Nos dois lados da fronteira observa-se que esses intelectuais provinham, de maneira geral, de certas áreas do conhecimento e funções específicas.[9] Militares, filósofos, sociólogos, juristas, médicos, especialistas das ciências exatas e naturais, advogavam em causa pró-Alemanha, o que se revelava, em muitos casos, uma intercessão a favor da própria formação profissional e intelectual. Por exemplo, inúmeros oficiais das Forças Armadas argentinas, animados pela vitória do kaiser Guilherme I na Guerra Franco-Prussiana, migraram ao recém-fundado império em busca de qualificação. Outrossim, percorreram o mesmo caminho dos militares brasileiros. Sob a batuta do marechal Hermes da Fonseca, primeiro no Ministério da Guerra, depois na presidência da República, houve o envio de turmas de oficiais para estagiarem no exército alemão, entre 1906 e 1910. A última delas fundou em 1913 a revista A Defesa Nacional, onde se sustentava a adoção do modelo militar alemão para o exército do Brasil.[10]

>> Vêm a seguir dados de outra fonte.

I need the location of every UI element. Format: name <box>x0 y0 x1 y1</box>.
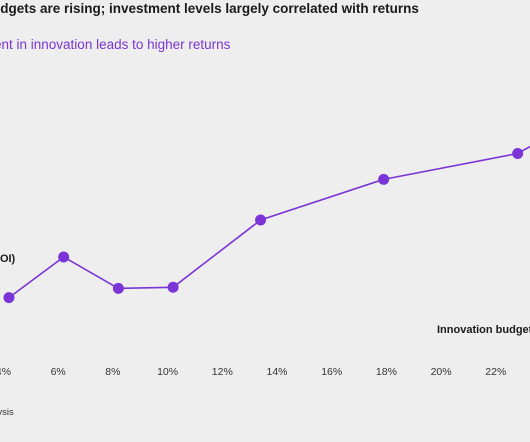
data-point <box>112 282 124 294</box>
x-tick-label: 20% <box>431 366 452 378</box>
x-tick-label: 10% <box>157 366 178 378</box>
data-point <box>3 292 15 304</box>
source-note: alysis <box>0 407 14 418</box>
series-layer <box>3 145 530 304</box>
x-tick-label: 12% <box>212 366 233 378</box>
data-point <box>167 281 179 293</box>
series-line <box>8 145 530 299</box>
x-tick-label: 8% <box>105 366 120 378</box>
x-tick-label: 4% <box>0 366 11 378</box>
x-tick-label: 18% <box>376 366 397 378</box>
x-tick-label: 22% <box>485 366 506 378</box>
x-tick-label: 14% <box>266 366 287 378</box>
x-tick-label: 6% <box>51 366 66 378</box>
x-tick-label: 16% <box>321 366 342 378</box>
data-point <box>255 214 267 226</box>
x-axis-label: Innovation budget <box>437 324 530 336</box>
data-point <box>58 251 70 263</box>
x-tick-layer: 4% 6% 8% 10% 12% 14% 16% 18% 20% 22% <box>0 366 506 378</box>
chart-subtitle: ent in innovation leads to higher return… <box>0 37 231 52</box>
data-point <box>512 147 524 159</box>
chart-title: udgets are rising; investment levels lar… <box>0 1 419 16</box>
data-point <box>378 173 390 185</box>
y-axis-label: ROI) <box>0 253 16 265</box>
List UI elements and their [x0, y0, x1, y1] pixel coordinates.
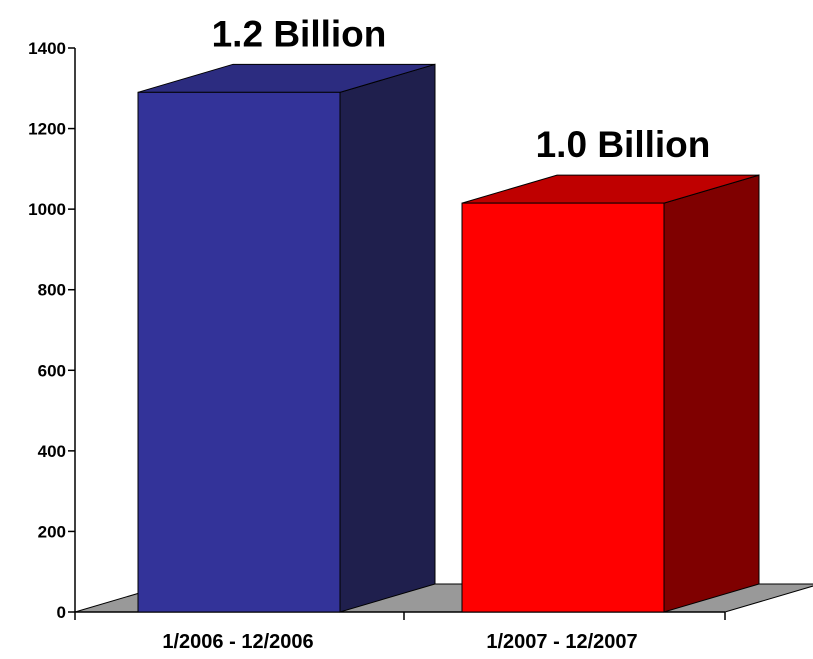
y-tick-label: 800: [38, 281, 66, 300]
data-label: 1.2 Billion: [212, 13, 387, 54]
bar-side-face: [663, 174, 760, 613]
x-tick-label: 1/2007 - 12/2007: [486, 631, 637, 653]
x-tick-label: 1/2006 - 12/2006: [162, 631, 313, 653]
y-tick-label: 0: [57, 603, 66, 622]
bar-group-2: [461, 174, 760, 613]
bar-group-1: [137, 63, 436, 613]
bars-layer: [137, 63, 760, 613]
y-tick-label: 1400: [28, 39, 66, 58]
bar-side-face: [339, 63, 436, 613]
y-tick-label: 200: [38, 522, 66, 541]
y-tick-label: 400: [38, 442, 66, 461]
y-tick-label: 1200: [28, 120, 66, 139]
y-tick-label: 600: [38, 361, 66, 380]
y-axis: 0 200 400 600 800 1000 1200 1400: [28, 39, 726, 622]
y-tick-label: 1000: [28, 200, 66, 219]
data-label: 1.0 Billion: [536, 124, 711, 165]
bar: [461, 202, 665, 613]
labels-layer: 1.2 Billion 1/2006 - 12/2006 1.0 Billion 1/…: [162, 13, 710, 653]
bar: [137, 91, 341, 613]
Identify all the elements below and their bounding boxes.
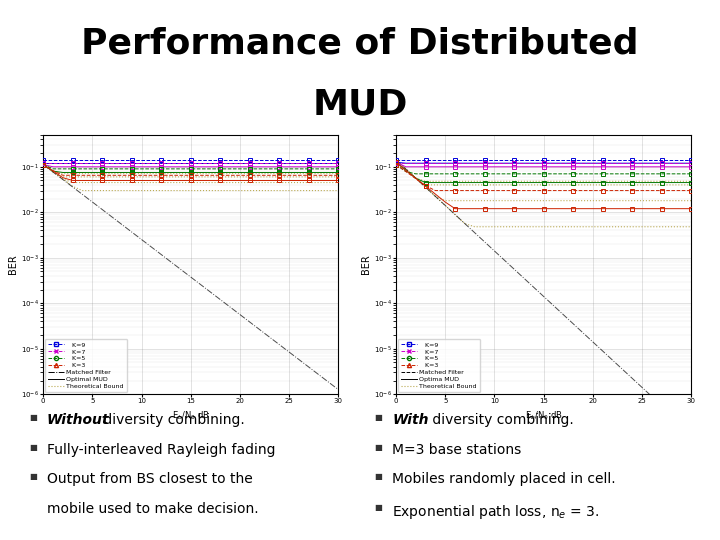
Text: ■: ■ [29,413,37,422]
Text: ■: ■ [374,413,382,422]
Text: ■: ■ [374,443,382,452]
Text: mobile used to make decision.: mobile used to make decision. [47,502,258,516]
Legend:    K=9,    K=7,    K=5,    K=3, Matched Filter, Optima MUD, Theoretical Bound: K=9, K=7, K=5, K=3, Matched Filter, Opti… [398,339,480,393]
Legend:    K=9,    K=7,    K=5,    K=3, Matched Filter, Optimal MUD, Theoretical Bound: K=9, K=7, K=5, K=3, Matched Filter, Opti… [45,339,127,393]
Text: MUD: MUD [312,87,408,122]
Text: M=3 base stations: M=3 base stations [392,443,522,457]
X-axis label: E$_b$/N$_0$ dB: E$_b$/N$_0$ dB [172,410,210,422]
Text: diversity combining.: diversity combining. [99,413,244,427]
Text: With: With [392,413,429,427]
Text: Performance of Distributed: Performance of Distributed [81,27,639,61]
Y-axis label: BER: BER [9,255,18,274]
Text: ■: ■ [29,472,37,482]
Text: diversity combining.: diversity combining. [428,413,574,427]
Text: Fully-interleaved Rayleigh fading: Fully-interleaved Rayleigh fading [47,443,275,457]
Text: ■: ■ [29,443,37,452]
Text: Without: Without [47,413,109,427]
Text: Exponential path loss, n$_e$ = 3.: Exponential path loss, n$_e$ = 3. [392,503,600,521]
X-axis label: E$_b$/N$_0$ dB: E$_b$/N$_0$ dB [525,410,562,422]
Text: Mobiles randomly placed in cell.: Mobiles randomly placed in cell. [392,472,616,487]
Text: ■: ■ [374,503,382,512]
Y-axis label: BER: BER [361,255,371,274]
Text: ■: ■ [374,472,382,482]
Text: Output from BS closest to the: Output from BS closest to the [47,472,253,487]
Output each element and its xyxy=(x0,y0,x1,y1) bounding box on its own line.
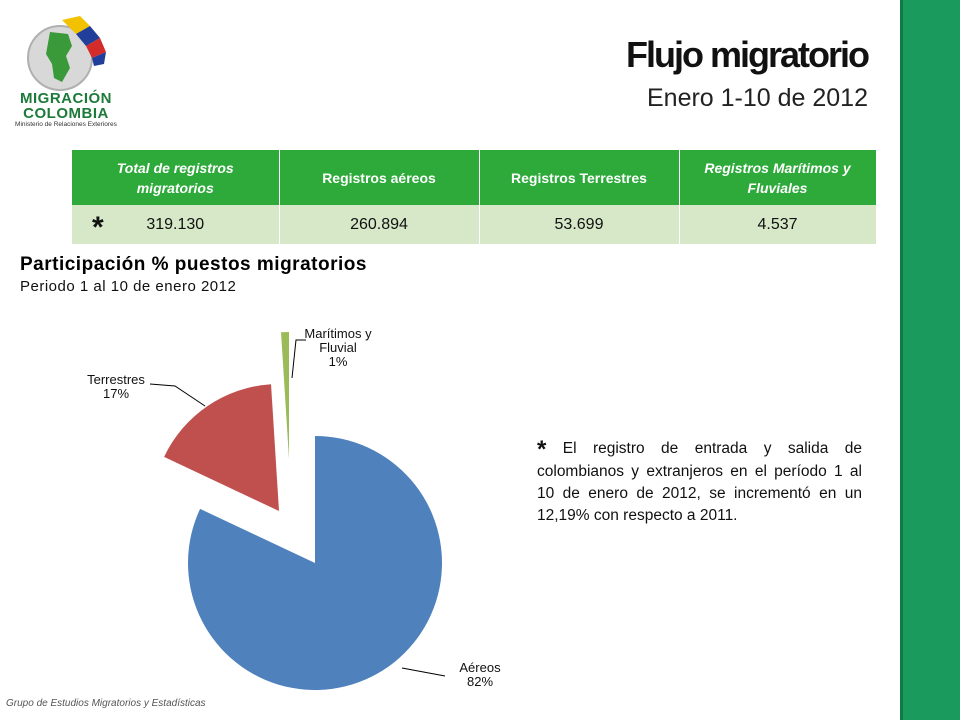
summary-header-row: Total de registros migratorios Registros… xyxy=(72,150,877,205)
header-aereos: Registros aéreos xyxy=(279,150,480,205)
note-text: El registro de entrada y salida de colom… xyxy=(537,440,862,524)
logo-line-1: MIGRACIÓN xyxy=(20,90,112,107)
pie-label-line: 17% xyxy=(103,386,129,401)
page-title: Flujo migratorio xyxy=(626,34,870,75)
pie-label-line: Fluvial xyxy=(319,340,357,355)
summary-value-row: * 319.130 260.894 53.699 4.537 xyxy=(72,205,877,244)
page-subtitle: Enero 1-10 de 2012 xyxy=(646,84,868,112)
pie-label-line: 1% xyxy=(329,354,348,369)
pie-label-line: Marítimos y xyxy=(304,326,372,341)
chart-subtitle: Periodo 1 al 10 de enero 2012 xyxy=(20,278,237,295)
footer-credit: Grupo de Estudios Migratorios y Estadíst… xyxy=(6,698,206,709)
pie-label-line: Aéreos xyxy=(459,660,501,675)
value-maritimos: 4.537 xyxy=(679,205,877,244)
header-total: Total de registros migratorios xyxy=(72,150,280,205)
header-terrestres: Registros Terrestres xyxy=(479,150,680,205)
value-aereos: 260.894 xyxy=(279,205,480,244)
pie-label-1: Terrestres 17% xyxy=(87,372,145,401)
logo-line-2: COLOMBIA xyxy=(23,105,109,122)
pie-slice-0 xyxy=(187,436,442,690)
pie-label-2: Marítimos y Fluvial 1% xyxy=(304,326,372,369)
pie-label-line: Terrestres xyxy=(87,372,145,387)
asterisk-marker: * xyxy=(92,211,104,244)
footnote: * El registro de entrada y salida de col… xyxy=(537,438,862,527)
right-sidebar xyxy=(900,0,960,720)
pie-leader-line-1 xyxy=(149,383,206,407)
value-total: 319.130 xyxy=(146,215,205,233)
chart-title: Participación % puestos migratorios xyxy=(20,254,367,275)
pie-leader-line-0 xyxy=(401,667,446,677)
pie-chart: Aéreos 82% Terrestres 17% Marítimos y Fluvial… xyxy=(87,326,501,690)
logo-text: MIGRACIÓN COLOMBIA Ministerio de Relacio… xyxy=(14,91,118,129)
summary-table: Total de registros migratorios Registros… xyxy=(72,150,877,244)
cell-total: * 319.130 xyxy=(72,205,280,244)
pie-slice-2 xyxy=(281,332,289,459)
header-maritimos: Registros Marítimos y Fluviales xyxy=(679,150,877,205)
logo-line-3: Ministerio de Relaciones Exteriores xyxy=(15,121,117,128)
pie-label-0: Aéreos 82% xyxy=(459,660,501,689)
migracion-colombia-logo xyxy=(27,16,106,91)
value-terrestres: 53.699 xyxy=(479,205,680,244)
note-asterisk: * xyxy=(537,436,547,463)
pie-label-line: 82% xyxy=(467,674,493,689)
pie-slice-1 xyxy=(164,384,279,511)
pie-leader-line-2 xyxy=(291,339,306,379)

No que tange aos demais profissionais, havia admiração à produção cultural alemã, considerada vanguardista e inovadora, em diferentes áreas do saber. O fascínio pelo “espírito alemão” resultou em iniciativas para a sua promoção em solo nacional e na realização de intercâmbios com instituições de ensino e pesquisa daqueles países. Entre a intelectualidade brasileira, a Escola de Recife foi uma das principais responsáveis pela difusão da cultura alemã na virada do século XIX para o século XX. Liderada por Tobias Barreto, professor da Faculdade de Direito de Recife e um apaixonado admirador da cultura alemã, apresentou as bases do direito germânico e solidificou sua influência por gerações de juristas brasileiros. Já o deputado Dunshee de Abranches, com formação em direito e sociologia, foi professor visitante na Universidade de Heildelberg e do Colégio BrasileiroAlemão antes da guerra. O médico Henrique da Rocha Lima, que escreveu diretamente da Alemanha uma série de artigos favoráveis à campanha daquele país, publicados no conhecido Jornal do Commércio, era pesquisador no Instituto de Doenças Marítimas e Tropicais de Hamburgo desde 1909.[11] No que tange aos argentinos, a historiadora Maria Inés Tato destacou o fluido canal entre cientistas daquelas duas nacionalidades, com a presença de pesquisadores alemães na Argentina, e mesmo o financiamento estatal alemão para a formação de especialistas platinos em Berlim.[12] Defender a validade da cultura alemã, portanto, num momento em que esta sofria uma intensa desqualificação por parte dos que se manifestavam em favor dos Aliados, era uma maneira de escudar a própria atividade intelectual e a legitimidade desta perante a sociedade.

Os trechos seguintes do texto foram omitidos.